For both generations, and the foreseeable generations to come, technology serves as the driving force of their lives. Technology is how these people work, play, and relax. Technology also offers endless creative options for spiritual companions. My ministry of spiritual companionship involves the following technological tools as well as traditional, one-on-one, face-to-face meetings.
- Blogging about spirituality opens a vast door to Xers who need to test authenticity and to Millennials who are searching for connection points. Consistently posting about spiritual practices and the ministry of companionship can be sufficient content. Responding to comments also creates connecting points.
- Facebook, Wiki spaces, and similar sites allow for groups to be formed, creating opportunity for group spiritual companionship to be offered online. A spiritual director can post a topic for conversation or a contemplative practice for engagement. Each member can then post about their experiences or opinion as the idea is explored. These online “conversations” offer rich opportunities for those who consider their spirituality introverted.
- Skype and “face time” are also helpful tools to the spiritual companion seeking to reach Millennials and Xers. Because each of these generations are concerned with work and life balance, they are unlikely to take time away from work for spiritual companionship. Also, as committed parents, they may seek spiritual companionship after hours, when their children are asleep. These tools allow one-on-one spiritual companionship to be offered on an ongoing basis while honoring commitments to work and family.
Xers and Millennials are actively searching for spiritual companionship. Companions who are committed to walking with them may want to consider the use of technology. What technological tools have you found to be helpful?

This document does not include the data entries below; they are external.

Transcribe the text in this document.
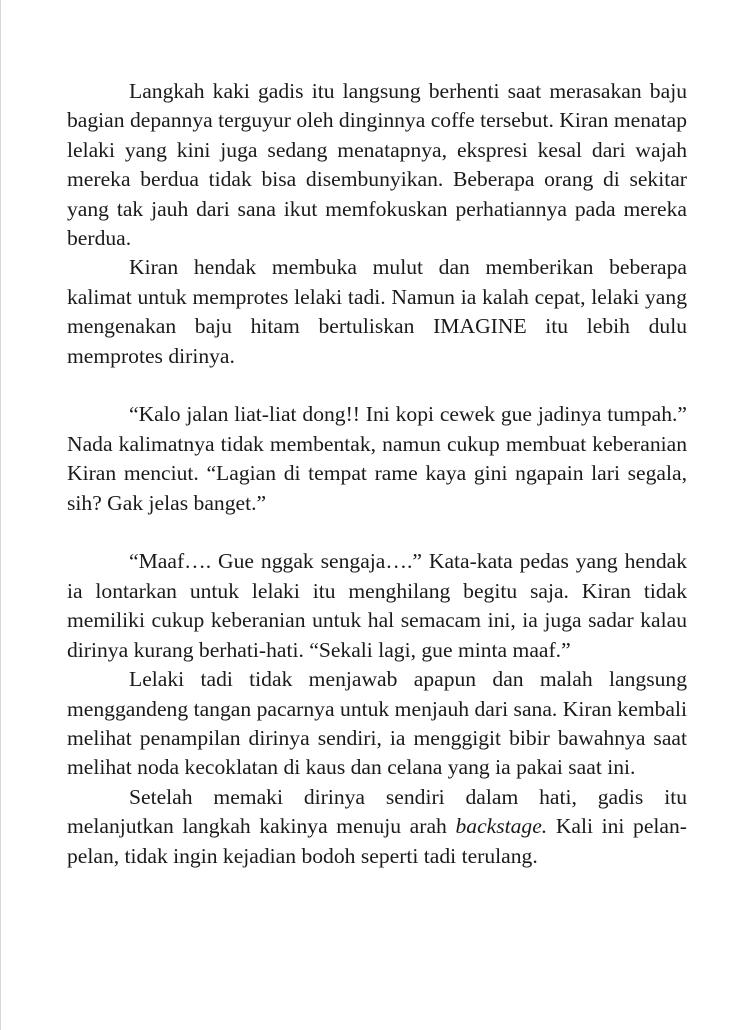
Langkah kaki gadis itu langsung berhenti saat merasakan baju bagian depannya terguyur oleh dinginnya coffe tersebut. Kiran menatap lelaki yang kini juga sedang menatapnya, ekspresi kesal dari wajah mereka berdua tidak bisa disembunyikan. Beberapa orang di sekitar yang tak jauh dari sana ikut memfokuskan perhatiannya pada mereka berdua.

Kiran hendak membuka mulut dan memberikan beberapa kalimat untuk memprotes lelaki tadi. Namun ia kalah cepat, lelaki yang mengenakan baju hitam bertuliskan IMAGINE itu lebih dulu memprotes dirinya.

“Kalo jalan liat-liat dong!! Ini kopi cewek gue jadinya tumpah.” Nada kalimatnya tidak membentak, namun cukup membuat keberanian Kiran menciut. “Lagian di tempat rame kaya gini ngapain lari segala, sih? Gak jelas banget.”

“Maaf…. Gue nggak sengaja….” Kata-kata pedas yang hendak ia lontarkan untuk lelaki itu menghilang begitu saja. Kiran tidak memiliki cukup keberanian untuk hal semacam ini, ia juga sadar kalau dirinya kurang berhati-hati. “Sekali lagi, gue minta maaf.”

Lelaki tadi tidak menjawab apapun dan malah langsung menggandeng tangan pacarnya untuk menjauh dari sana. Kiran kembali melihat penampilan dirinya sendiri, ia menggigit bibir bawahnya saat melihat noda kecoklatan di kaus dan celana yang ia pakai saat ini.

Setelah memaki dirinya sendiri dalam hati, gadis itu melanjutkan langkah kakinya menuju arah backstage. Kali ini pelan-pelan, tidak ingin kejadian bodoh seperti tadi terulang.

Rhesa Higgins is a spiritual director and the founding director of the Center for Spiritual Formation in Dallas, Texas, USA. She was a 2012 SDI New Contemplative. Her days are filled with packing lunches and driving carpools for her young children, engaging in prayerful art, and enjoying good coffee.
Bumpus, Mary Rose, and Rebecca Bradburn Langer. Supervision of Spiritual Directors: Engaging in Holy Mystery. Harrisburg, PA: Morehouse Publishing, 2005.